Mozart’s frustration with Salzburg stemmed largely from his experiences with the court orchestra. His employer was Prince-Archbishop Colloredo, and while the archbishop had what was then regarded as very forward-looking views on how society in Salzburg should be managed, many of these came into conflict with Mozart’s own perception of his place in society as a musician. Nevertheless, Colloredo certainly appreciated music, and often invited some of Europe’s finest instrumentalists to perform with the Salzburg orchestra.


Generally, Mozart regarded his fellow-musicians with contempt, and that seems to have included an Italian oboist by the name of Giuseppe Ferlendis, who had been invited to Salzburg by Colloredo. He arrived on 1 April 1777, and Mozart was obliged to compose a concerto for him. But within four months Mozart had resigned from his post at Salzburg and travelled to Mannheim taking the manuscript of the as-yet unperformed concerto with him. He spent five months in Mannheim trying, unsuccessfully, to find a new post both by petitioning various important people there and by putting on concerts of his own music. On 4 November 1777 Mozart wrote to his father, who had stayed back in Salzburg, “In the orchestra here is an oboist, whose name I have forgotten but who plays very well and has a delightfully pure tone. I have made him a present of my oboe concerto, which is now being copied in a room in Cannabich’s house, and the fellow is quite crazy with delight.”

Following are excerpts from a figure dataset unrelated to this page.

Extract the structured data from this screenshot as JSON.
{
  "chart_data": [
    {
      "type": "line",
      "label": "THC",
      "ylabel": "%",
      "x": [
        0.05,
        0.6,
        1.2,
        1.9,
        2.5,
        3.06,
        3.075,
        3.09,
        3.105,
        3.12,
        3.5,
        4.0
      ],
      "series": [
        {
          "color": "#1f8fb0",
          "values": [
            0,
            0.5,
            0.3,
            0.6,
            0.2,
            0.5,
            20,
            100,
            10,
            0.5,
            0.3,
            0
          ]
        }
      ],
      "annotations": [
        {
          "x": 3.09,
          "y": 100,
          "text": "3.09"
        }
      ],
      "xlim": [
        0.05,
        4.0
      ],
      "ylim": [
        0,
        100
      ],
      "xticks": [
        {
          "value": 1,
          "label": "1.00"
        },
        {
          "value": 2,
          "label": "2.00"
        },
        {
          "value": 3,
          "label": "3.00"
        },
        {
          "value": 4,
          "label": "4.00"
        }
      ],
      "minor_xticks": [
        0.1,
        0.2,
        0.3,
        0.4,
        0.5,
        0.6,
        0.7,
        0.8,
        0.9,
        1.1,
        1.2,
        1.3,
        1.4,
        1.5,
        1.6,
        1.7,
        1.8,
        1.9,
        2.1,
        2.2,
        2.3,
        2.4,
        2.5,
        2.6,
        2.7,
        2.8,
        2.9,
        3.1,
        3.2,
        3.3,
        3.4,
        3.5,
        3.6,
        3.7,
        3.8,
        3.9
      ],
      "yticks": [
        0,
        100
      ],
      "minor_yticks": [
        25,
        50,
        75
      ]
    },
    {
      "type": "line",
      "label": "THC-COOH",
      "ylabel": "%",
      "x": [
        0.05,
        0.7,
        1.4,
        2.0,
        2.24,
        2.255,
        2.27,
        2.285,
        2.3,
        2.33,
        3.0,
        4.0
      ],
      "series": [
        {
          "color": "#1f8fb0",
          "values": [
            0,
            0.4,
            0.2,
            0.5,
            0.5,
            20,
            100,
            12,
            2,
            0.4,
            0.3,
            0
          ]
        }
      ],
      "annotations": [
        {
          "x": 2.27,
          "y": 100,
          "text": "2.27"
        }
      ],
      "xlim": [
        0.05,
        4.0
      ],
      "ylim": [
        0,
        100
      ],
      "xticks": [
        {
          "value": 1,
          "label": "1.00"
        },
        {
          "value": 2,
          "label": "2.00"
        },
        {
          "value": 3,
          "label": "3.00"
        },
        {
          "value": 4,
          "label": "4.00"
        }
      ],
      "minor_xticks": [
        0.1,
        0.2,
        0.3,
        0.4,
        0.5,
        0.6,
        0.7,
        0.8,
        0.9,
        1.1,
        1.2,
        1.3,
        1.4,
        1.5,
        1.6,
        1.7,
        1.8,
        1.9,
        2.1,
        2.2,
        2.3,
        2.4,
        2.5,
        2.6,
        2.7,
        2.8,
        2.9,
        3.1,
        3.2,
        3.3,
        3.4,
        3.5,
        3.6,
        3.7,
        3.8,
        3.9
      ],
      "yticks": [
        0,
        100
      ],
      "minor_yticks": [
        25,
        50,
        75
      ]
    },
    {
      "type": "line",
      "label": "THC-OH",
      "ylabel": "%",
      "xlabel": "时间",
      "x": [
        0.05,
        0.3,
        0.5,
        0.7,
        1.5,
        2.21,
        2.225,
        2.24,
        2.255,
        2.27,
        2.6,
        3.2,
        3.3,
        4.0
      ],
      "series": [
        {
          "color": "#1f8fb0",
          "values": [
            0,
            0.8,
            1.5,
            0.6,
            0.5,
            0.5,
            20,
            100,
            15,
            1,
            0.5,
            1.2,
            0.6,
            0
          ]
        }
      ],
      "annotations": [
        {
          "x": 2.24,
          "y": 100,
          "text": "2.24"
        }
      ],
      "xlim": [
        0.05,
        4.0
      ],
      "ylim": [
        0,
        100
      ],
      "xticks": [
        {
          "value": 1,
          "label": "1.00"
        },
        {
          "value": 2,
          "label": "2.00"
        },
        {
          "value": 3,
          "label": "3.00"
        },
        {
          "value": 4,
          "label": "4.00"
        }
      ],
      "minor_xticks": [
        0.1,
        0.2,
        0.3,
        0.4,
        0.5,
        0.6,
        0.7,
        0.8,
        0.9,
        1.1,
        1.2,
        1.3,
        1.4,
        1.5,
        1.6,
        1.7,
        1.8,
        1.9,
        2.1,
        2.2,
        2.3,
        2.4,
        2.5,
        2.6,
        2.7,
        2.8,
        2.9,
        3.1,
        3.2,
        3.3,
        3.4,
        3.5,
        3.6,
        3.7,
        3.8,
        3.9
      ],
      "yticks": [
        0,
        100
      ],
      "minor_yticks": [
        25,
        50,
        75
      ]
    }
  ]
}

That oboist was Friedrich Ramm who performed the Concerto in Mannheim no less than five times during Mozart’s sojourn there. Mozart wrote to his father, “Herr Ramm played for the fifth time my oboe concerto...which is making a great sensation here. It is now Ramm’s cheval de bataille.” Ramm became a good friend of Mozart and the two spent several months in early 1781 in Munich where Mozart wrote an oboe quartet for him. 


The Oboe Concerto’s first movement carries a tempo marking (“allegro aperto”) almost unique to Mozart, and while its literal meaning (“fast and open”) might seem elusive, its implication is clear from the very forthright, cheerful and open-hearted character of the lengthy orchestral introduction. The chugging accompaniment continues off and on throughout, creating a marvellous sense of momentum above which the oboe flutters and dances away with wonderful gracefulness and a real sense of impish wit. An altogether different face of the oboe is revealed in the second movement with its long, languid melody with more than a hint of an operatic aria. The opera connection is more obvious in the third movement in which the oboe’s charming principal melody was to turn up four years later as the aria “Welche Wonne” in Mozart’s opera Die Entführung aus dem Serail (The Abduction from the Seraglio). All three movements have cadenzas – free unaccompanied virtuosic passages.